Once Robin helped us open that closet door, we realized that suicide is everywhere. Everyone knows someone (who knows someone) who has thought about suicide, acted upon suicidal thoughts, or died as a result of suicide. It falls into that six degrees of separation phenomenon -- it's more prevalent than we imagined. In fact, suicide has become a global epidemic. The World Health Organization (WHO) tells us that every 40 seconds, on average, someone dies by suicide around the globe. That speaks to a whole lot of pain.
We have a need to know why.
Suicide is counter-intuitive to life and it leaves us wanting answers; reasons; something to make sense of this act. Why did our wonderful Robin take his life? It was unfathomable to us. Speculations and theories abounded. One tabloid blasted that Robin was murdered. People have a very hard time accepting suicide, and an especially difficult time when it's the suicide of one of their heroes. We wonder, wasn't our love and adoration enough?
Robin's suicide was a very emotional event. It left us stunned. "Mork-ness" notwithstanding, Robin was just like us -- all too human. His celebrity status didn't make him exempt or change the fact that he had to deal with -- and sought help for -- his own "stuff." Robin's death unearthed his struggles with long-term depression and substance abuse, each a primary factor in many suicides. But it was the coroner's report that provided the missing piece: Robin's autopsy revealed "diffuse Lewy body dementia" due to his Parkinson's disease. This form of dementia with the attendant extreme anxiety was critical, per the coroner, in Robin's suicide.
Suicide is complicated. It's the result of cumulative stressors, dire circumstances, and traumatic events and experiences. We can never really know everything a suicidal loved one is thinking or feeling. However, we do know that risk factors -- such as money issues, family history (think mental illness, substance abuse and violence), trauma (like PTSD), physical issues (i.e., brain injury, intractable pain), extreme psychological pain and social issues (such as bullying) -- can increase suicidality.

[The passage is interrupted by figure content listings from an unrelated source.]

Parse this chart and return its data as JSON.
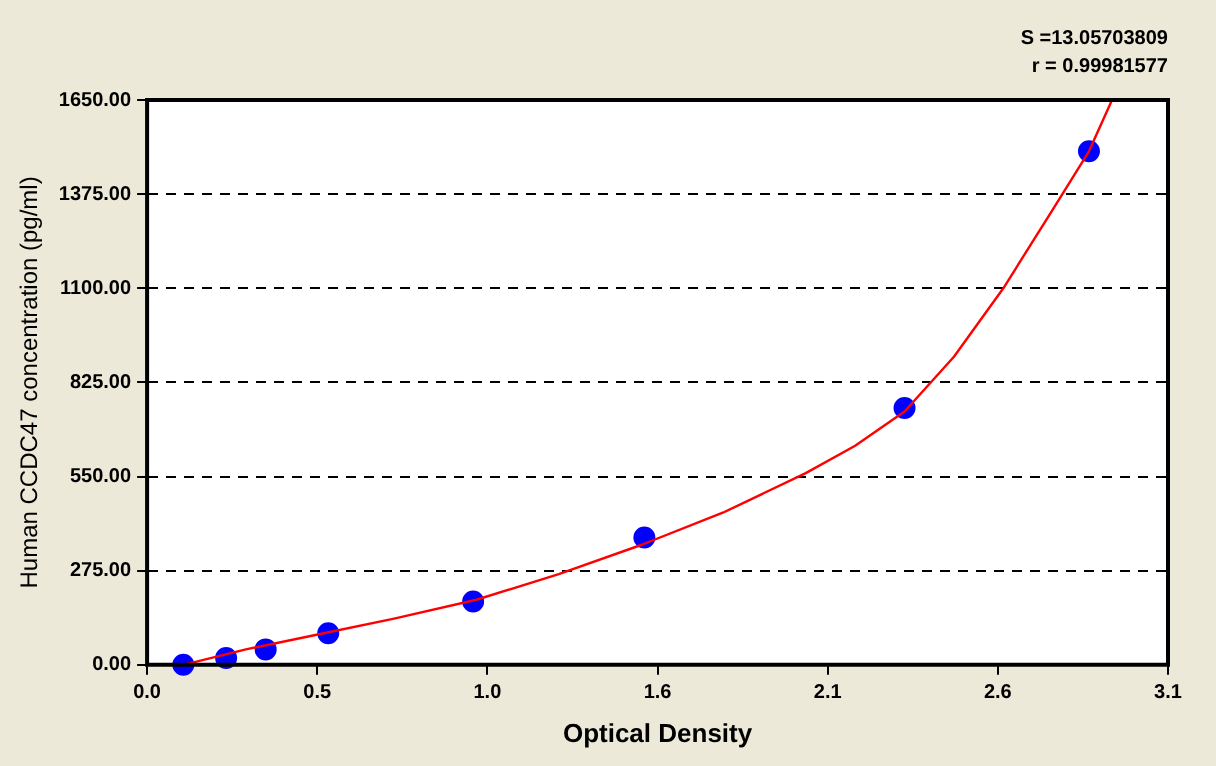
{
  "chart_data": {
    "type": "scatter",
    "xlabel": "Optical Density",
    "ylabel": "Human CCDC47 concentration (pg/ml)",
    "annotations": [
      "S =13.05703809",
      "r = 0.99981577"
    ],
    "xlim": [
      0,
      3.1
    ],
    "xticks": [
      {
        "value": 0,
        "label": "0.0"
      },
      {
        "value": 0.5167,
        "label": "0.5"
      },
      {
        "value": 1.0333,
        "label": "1.0"
      },
      {
        "value": 1.55,
        "label": "1.6"
      },
      {
        "value": 2.0667,
        "label": "2.1"
      },
      {
        "value": 2.5833,
        "label": "2.6"
      },
      {
        "value": 3.1,
        "label": "3.1"
      }
    ],
    "ylim": [
      0,
      1650
    ],
    "yticks": [
      {
        "value": 0,
        "label": "0.00"
      },
      {
        "value": 275,
        "label": "275.00"
      },
      {
        "value": 550,
        "label": "550.00"
      },
      {
        "value": 825,
        "label": "825.00"
      },
      {
        "value": 1100,
        "label": "1100.00"
      },
      {
        "value": 1375,
        "label": "1375.00"
      },
      {
        "value": 1650,
        "label": "1650.00"
      }
    ],
    "grid": "y",
    "legend": false,
    "series": [
      {
        "type": "line",
        "color": "#ff0000",
        "marker": "none",
        "line_style": "solid",
        "x": [
          0.11,
          0.3,
          0.5,
          0.75,
          1.0,
          1.25,
          1.5,
          1.75,
          2.0,
          2.15,
          2.3,
          2.45,
          2.6,
          2.75,
          2.86,
          2.93
        ],
        "values": [
          0,
          45,
          85,
          135,
          190,
          265,
          350,
          445,
          560,
          640,
          740,
          900,
          1100,
          1330,
          1500,
          1650
        ]
      },
      {
        "color": "#0000ff",
        "marker": "circle",
        "x": [
          0.11,
          0.24,
          0.36,
          0.55,
          0.99,
          1.51,
          2.3,
          2.86
        ],
        "values": [
          0,
          20,
          45,
          92,
          185,
          372,
          750,
          1500
        ]
      }
    ]
  }
}
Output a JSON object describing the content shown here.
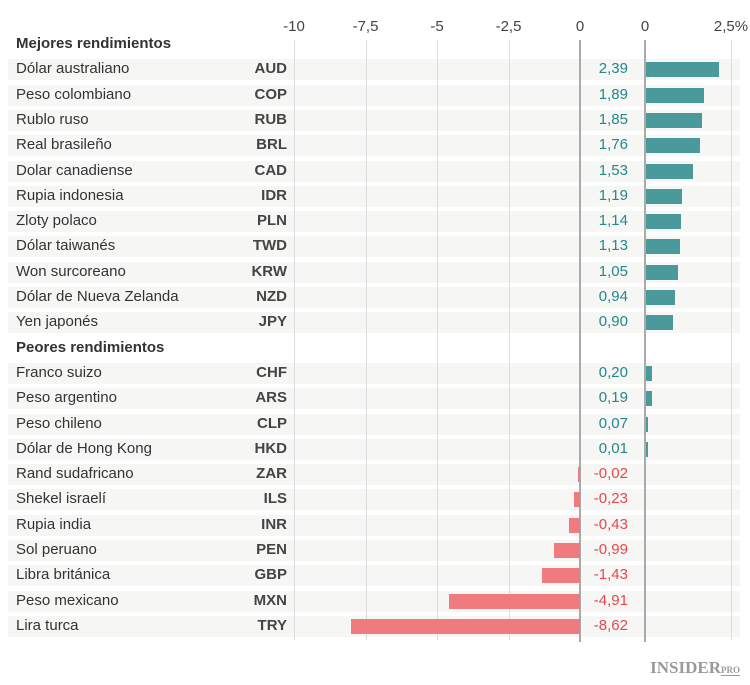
{
  "chart_data": {
    "type": "bar",
    "neg_ticks": [
      "-10",
      "-7,5",
      "-5",
      "-2,5",
      "0"
    ],
    "pos_ticks": [
      "0",
      "2,5%"
    ],
    "xlim": [
      -10,
      2.5
    ],
    "colors": {
      "positive": "#4a9a9b",
      "negative": "#f07b7e",
      "positive_text": "#22888a",
      "negative_text": "#e8474c"
    },
    "groups": [
      {
        "label": "Mejores rendimientos",
        "rows": [
          {
            "name": "Dólar australiano",
            "code": "AUD",
            "value": 2.39,
            "label": "2,39"
          },
          {
            "name": "Peso colombiano",
            "code": "COP",
            "value": 1.89,
            "label": "1,89"
          },
          {
            "name": "Rublo ruso",
            "code": "RUB",
            "value": 1.85,
            "label": "1,85"
          },
          {
            "name": "Real brasileño",
            "code": "BRL",
            "value": 1.76,
            "label": "1,76"
          },
          {
            "name": "Dolar canadiense",
            "code": "CAD",
            "value": 1.53,
            "label": "1,53"
          },
          {
            "name": "Rupia indonesia",
            "code": "IDR",
            "value": 1.19,
            "label": "1,19"
          },
          {
            "name": "Zloty polaco",
            "code": "PLN",
            "value": 1.14,
            "label": "1,14"
          },
          {
            "name": "Dólar taiwanés",
            "code": "TWD",
            "value": 1.13,
            "label": "1,13"
          },
          {
            "name": "Won surcoreano",
            "code": "KRW",
            "value": 1.05,
            "label": "1,05"
          },
          {
            "name": "Dólar de Nueva Zelanda",
            "code": "NZD",
            "value": 0.94,
            "label": "0,94"
          },
          {
            "name": "Yen japonés",
            "code": "JPY",
            "value": 0.9,
            "label": "0,90"
          }
        ]
      },
      {
        "label": "Peores rendimientos",
        "rows": [
          {
            "name": "Franco suizo",
            "code": "CHF",
            "value": 0.2,
            "label": "0,20"
          },
          {
            "name": "Peso argentino",
            "code": "ARS",
            "value": 0.19,
            "label": "0,19"
          },
          {
            "name": "Peso chileno",
            "code": "CLP",
            "value": 0.07,
            "label": "0,07"
          },
          {
            "name": "Dólar de Hong Kong",
            "code": "HKD",
            "value": 0.01,
            "label": "0,01"
          },
          {
            "name": "Rand sudafricano",
            "code": "ZAR",
            "value": -0.02,
            "label": "-0,02"
          },
          {
            "name": "Shekel israelí",
            "code": "ILS",
            "value": -0.23,
            "label": "-0,23"
          },
          {
            "name": "Rupia india",
            "code": "INR",
            "value": -0.43,
            "label": "-0,43"
          },
          {
            "name": "Sol peruano",
            "code": "PEN",
            "value": -0.99,
            "label": "-0,99"
          },
          {
            "name": "Libra británica",
            "code": "GBP",
            "value": -1.43,
            "label": "-1,43"
          },
          {
            "name": "Peso mexicano",
            "code": "MXN",
            "value": -4.91,
            "label": "-4,91"
          },
          {
            "name": "Lira turca",
            "code": "TRY",
            "value": -8.62,
            "label": "-8,62"
          }
        ]
      }
    ]
  },
  "logo": {
    "main": "INSIDER",
    "sup": "PRO"
  }
}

It helps to have a context, or, at the very least, an inkling of what might have led up to that final decision. With an understanding of suicide, we can begin to accept the unacceptable and the unimaginable.
Robin Williams was not a coward.
The shame and secrecy, taint and taboo of suicide lead to criticism and judgment. To the newscasters who suggested otherwise, let me be clear, suicide is not an act of cowardice. Rather, it is an act stemming from extreme pain. Suicide happens for a lot of reasons, but cowardice is not one of them. Pain of every shape and kind is the predominant catalyst. Compassion, not judgment, is the only response to suicide.
Dealing with suicidal grief is a hero's journey.
People can be cruel, unconscious and inappropriate to those left behind. The surviving loved ones are often judged to be wanting in some way because of the suicide. Robin's daughter, Zelda, was forced to withdraw temporarily from social media due to the verbal abuse and attacks posted following her father's death. Suicide rocks family members and turns their world upside down. And, in the case of Robin Williams' family, the shock and grief were played out on the world stage.
Suicide leaves loved ones in a tangle of jumbled emotions, forced to sort through complicated grief and trauma. Our compassion needs to extend to the surviving family members and loved ones who are left to pick up the pieces of their shattered lives. Dealing with suicidal grief is not for the faint of heart. It is, indeed, a hero's journey.
Robin Williams' death has made us realize that suicide is about us -- not them. His death has increased our comfort zone so that we can talk about suicide a bit more freely and openly. And that discussion opens the door for more healing, understanding and compassion. This is an enormous gift to the planet.
Love never dies.
Thank you, Robin, for your wonderfully multi-dimensional self -- your art and craft, your goodness and caring, and the impact of your death. You have left a permanent tattoo on many a heart. And, your starlight continues to shine.